Jakob Mendel, o personagem central da narrativa de Stefan Zweig, é retratado como um homem que, diariamente, frequentava o Café Gluck, localizado no topo da Rua Alser, em Viena. Sentado em uma mesa de mármore, cercado por livros e documentos, ele mergulhava em suas leituras, ignorando completamente o ambiente ao seu redor. Essa obsessão por livros se torna um espetáculo, revelando a maravilha que é a leitura.
Stefan Zweig, nascido em Viena em 1881 e falecido no Brasil em 1942, é conhecido por suas descrições sensíveis da psicologia humana.
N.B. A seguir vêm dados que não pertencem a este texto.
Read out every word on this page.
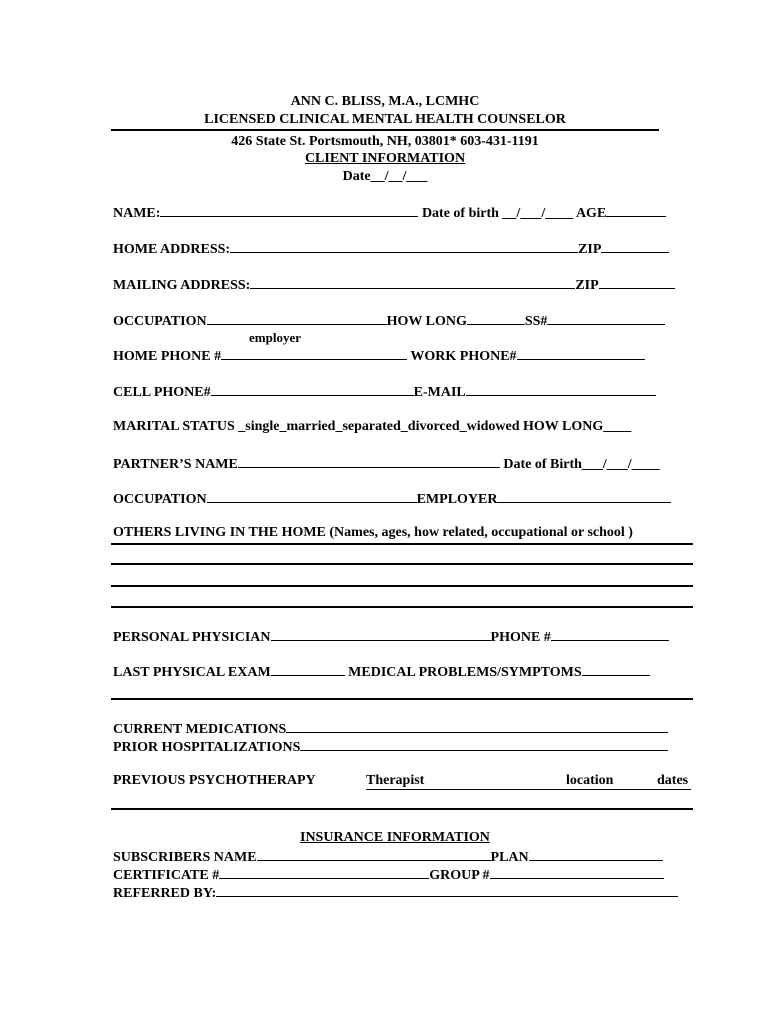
ANN C. BLISS, M.A., LCMHC
LICENSED CLINICAL MENTAL HEALTH COUNSELOR
426 State St. Portsmouth, NH, 03801* 603-431-1191
CLIENT INFORMATION
Date__/__/___
NAME:	Date of birth __/___/____ AGE
HOME ADDRESS:	ZIP
MAILING ADDRESS:	ZIP
OCCUPATION	HOW LONG	SS#
employer
HOME PHONE #	WORK PHONE#
CELL PHONE#	E-MAIL
MARITAL STATUS _single_married_separated_divorced_widowed HOW LONG____
PARTNER’S NAME	Date of Birth___/___/____
OCCUPATION	EMPLOYER
OTHERS LIVING IN THE HOME (Names, ages, how related, occupational or school )
PERSONAL PHYSICIAN	PHONE #
LAST PHYSICAL EXAM	MEDICAL PROBLEMS/SYMPTOMS
CURRENT MEDICATIONS
PRIOR HOSPITALIZATIONS
PREVIOUS PSYCHOTHERAPY	Therapist	location	dates
INSURANCE INFORMATION
SUBSCRIBERS NAME	PLAN
CERTIFICATE #	GROUP #
REFERRED BY:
Sua obra não apenas narra a vida de Mendel, mas também reflete sobre a relação dos seres humanos com a leitura e a capacidade de se conectar com o mundo. Zweig, que não desejava presenciar o declínio da Europa, compreendia tanto as fraquezas quanto as forças da humanidade.
A leitura, segundo estudos na área da neurociência, é uma habilidade que não nasce inata como a fala. O entendimento de como o cérebro processa a leitura se tornou um intrigante campo de investigação. No século XIX, a teoria de Wernicke-Geschwind propôs que as áreas visuais do cérebro identificam palavras como imagens, enquanto o lobo parietal atribui significado a essas imagens. Com o avanço da neuroimagem, novas abordagens foram introduzidas, destacando a teoria do professor Stanislas Dehaene, que apresenta dois caminhos de processamento de informações: lexical e não lexical.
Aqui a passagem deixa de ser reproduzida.